Penn State, founded in 1855 as an agricultural college, admitted its first class in 1859. The Pennsylvania legislature designated Penn State as the Commonwealth’s sole land-grant institution in 1863, which eventually broadened the University’s mission to include teaching, research, and public service in many academic disciplines. Penn State has awarded more than a half-million degrees, and has been Pennsylvania’s largest source of baccalaureate degrees at least since the 1930s.
Although the University is privately chartered by the Commonwealth, it was from the outset considered an “instrumentality of the state,” that is, it carries out many of the functions of a public institution and promotes the general welfare of the citizenry. The Governor and other representatives of the Commonwealth have held seats on Penn State’s Board of Trustees since the University’s founding, and the legislature has made regular appropriations in support of the University’s mission since 1887.

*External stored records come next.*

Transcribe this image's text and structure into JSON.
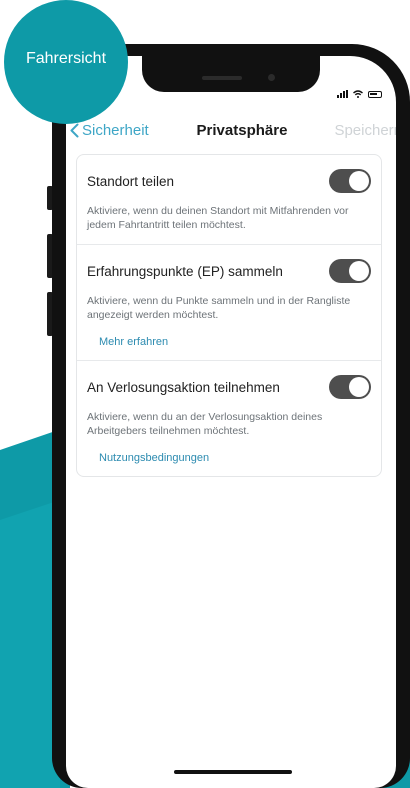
{
  "badge": {
    "label": "Fahrersicht"
  },
  "status_bar": {
    "signal_icon": "signal-icon",
    "wifi_icon": "wifi-icon",
    "battery_icon": "battery-icon"
  },
  "nav": {
    "back_label": "Sicherheit",
    "title": "Privatsphäre",
    "save_label": "Speichern"
  },
  "settings": [
    {
      "label": "Standort teilen",
      "description": "Aktiviere, wenn du deinen Standort mit Mitfahrenden vor jedem Fahrtantritt teilen möchtest.",
      "enabled": true,
      "link": ""
    },
    {
      "label": "Erfahrungspunkte (EP) sammeln",
      "description": "Aktiviere, wenn du Punkte sammeln und in der Rangliste angezeigt werden möchtest.",
      "enabled": true,
      "link": "Mehr erfahren"
    },
    {
      "label": "An Verlosungsaktion teilnehmen",
      "description": "Aktiviere, wenn du an der Verlosungsaktion deines Arbeitgebers teilnehmen möchtest.",
      "enabled": true,
      "link": "Nutzungsbedingungen"
    }
  ],
  "colors": {
    "accent": "#0e9aa7",
    "link": "#2c8bb0",
    "toggle_on": "#4e4e4e"
  }
}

Today Penn State is one of four “state-related” universities (along with the University of Pittsburgh, Temple University, and Lincoln University), institutions that are not state-owned and -operated but that have the character of public universities and receive substantial state appropriations. With its administrative and research hub at the University Park campus, Penn State has 23 additional locations across Pennsylvania. While some of these locations, such as the Penn State Milton S. Hershey Medical Center, have specialized academic roles, they all adhere to a common overall mission and set of core values and strategic goals.